Motley Fool Money is a one-hour weekly business radio show syndicated to radio stations across America. The latest show features an interview with film critic Nell Minow about the just-released Wall Street: Money Never Sleeps as well as our analysts discussing what some of the week's business news means for investors.

Chris Hill: All right, guys, let's go around the table and talk about the stocks on our radar. Tim Hanson, we will start with you.

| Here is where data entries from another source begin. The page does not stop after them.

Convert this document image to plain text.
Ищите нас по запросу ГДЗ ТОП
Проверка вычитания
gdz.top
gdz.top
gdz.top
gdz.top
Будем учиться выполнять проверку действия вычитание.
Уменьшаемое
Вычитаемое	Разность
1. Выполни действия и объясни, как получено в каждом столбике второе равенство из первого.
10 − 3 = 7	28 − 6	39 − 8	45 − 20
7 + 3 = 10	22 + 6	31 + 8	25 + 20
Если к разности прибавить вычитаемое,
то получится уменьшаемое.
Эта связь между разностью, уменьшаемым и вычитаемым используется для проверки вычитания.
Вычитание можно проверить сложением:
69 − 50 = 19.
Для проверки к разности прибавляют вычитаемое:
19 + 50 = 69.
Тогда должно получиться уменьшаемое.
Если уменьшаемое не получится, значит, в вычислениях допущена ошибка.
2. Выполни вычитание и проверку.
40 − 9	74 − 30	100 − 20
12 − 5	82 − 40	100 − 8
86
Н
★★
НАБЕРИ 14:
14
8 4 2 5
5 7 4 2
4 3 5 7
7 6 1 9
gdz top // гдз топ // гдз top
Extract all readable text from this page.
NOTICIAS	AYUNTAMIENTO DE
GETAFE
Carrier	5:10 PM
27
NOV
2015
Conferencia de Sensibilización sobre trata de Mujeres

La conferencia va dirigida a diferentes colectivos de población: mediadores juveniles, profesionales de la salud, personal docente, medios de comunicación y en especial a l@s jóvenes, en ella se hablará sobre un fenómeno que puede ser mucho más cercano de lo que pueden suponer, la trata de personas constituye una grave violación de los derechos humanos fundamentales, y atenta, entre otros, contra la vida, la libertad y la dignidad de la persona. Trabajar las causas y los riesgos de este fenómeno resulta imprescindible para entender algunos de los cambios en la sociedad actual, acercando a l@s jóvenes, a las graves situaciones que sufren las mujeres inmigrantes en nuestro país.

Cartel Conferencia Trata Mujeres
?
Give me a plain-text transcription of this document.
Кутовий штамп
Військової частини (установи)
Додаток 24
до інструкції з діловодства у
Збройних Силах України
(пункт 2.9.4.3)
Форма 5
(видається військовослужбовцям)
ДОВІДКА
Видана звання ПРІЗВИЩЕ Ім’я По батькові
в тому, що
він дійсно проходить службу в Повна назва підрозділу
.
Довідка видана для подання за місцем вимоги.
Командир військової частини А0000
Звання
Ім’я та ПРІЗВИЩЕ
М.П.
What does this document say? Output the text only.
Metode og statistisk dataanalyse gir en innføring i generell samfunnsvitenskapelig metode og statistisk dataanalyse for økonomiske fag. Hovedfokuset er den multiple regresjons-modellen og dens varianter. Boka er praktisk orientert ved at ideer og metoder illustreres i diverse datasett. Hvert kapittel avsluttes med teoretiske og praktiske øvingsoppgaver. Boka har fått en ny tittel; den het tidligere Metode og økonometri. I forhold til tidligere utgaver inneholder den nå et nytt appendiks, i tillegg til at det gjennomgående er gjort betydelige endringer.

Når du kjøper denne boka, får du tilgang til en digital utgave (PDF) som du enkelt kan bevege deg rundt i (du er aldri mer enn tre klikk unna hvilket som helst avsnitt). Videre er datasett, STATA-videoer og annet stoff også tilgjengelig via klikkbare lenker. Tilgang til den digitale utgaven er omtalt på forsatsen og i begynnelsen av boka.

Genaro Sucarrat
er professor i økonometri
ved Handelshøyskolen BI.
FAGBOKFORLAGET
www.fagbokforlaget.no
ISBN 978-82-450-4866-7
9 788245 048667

Tim Hanson: Well as everyone knows who has been investing, it has been a pretty dismal decade for stocks. They ended 2009, ended the calendar decade for the first time ever in the red, on a total return basis. This has been very bad news for the asset management business, and one of the stocks on my radar is T. Rowe Price (Nasdaq: TROW), which are actually our asset managing friends up I-95 in Baltimore. They have got a nice international business, and my hypothesis is that the next 10 years will be kinder to stocks than the last 10, and that will help rejuvenate their asset management, or their asset-collecting ways.

Hill: James?

James Early: Chris, I am thinking of a greasy cesspool where one can rub elbows with all manner of humanity. In other words, McDonald's (NYSE: MCD) (laughter) which just raised its dividend 11% and has my attention. It now yields about 3%, and as much as I don't eat there, I appreciate that a lot of people do. It is a very strong offering, a very strong brand; 36% return on equity and 18% return on capital. I like it.

Hill: Once again, I have to comment on what I can only assume is just great inner turmoil with you constantly eyeing these stocks that are the antithesis of the healthy, organic life that you live.

Seth Jayson: James: "On the one hand, they poison the environment and school children. On the other hand, the yield is 6%."

Hill: "What a nice dividend!"

Hanson: "Check out that return on capital!"

Jayson: McDonald's should also be one of those companies Tim likes, right? Because of all its international exposure?

Hanson: It's true. McDonald's is No. 1 in Brazil for hamburger sales. They are doing very well there. They have outlets all over Asia and Europe as well. It's a popular concept with a lot of staying power.

Early: And I think in Brazil, not to hammer home Chris' point, but I think that they chopped down the rainforest so they can graze cows for McDonald's beef, right? So that sort of ...

Jayson: Let's hope not.

Hanson: That I don't know, that I don't know.

Early: I think it is true.

Hill: Seth Jayson?

Jayson: I talked a little at the top of the hour about computers being one of the bright points in that durable goods order report, and so I have got a computer-related stock for you, Logitech (Nasdaq: LOGI), which makes all sorts of peripherals. Also fancy remotes, and kind of been smacked around lately; free cash flow yield of about 9.2%. Historically done pretty well, has some room for margin expansion, has already started that despite the kind of lackluster sales environment. Trading at $15 a share, I think you can do worse. A lot of international exposure as well.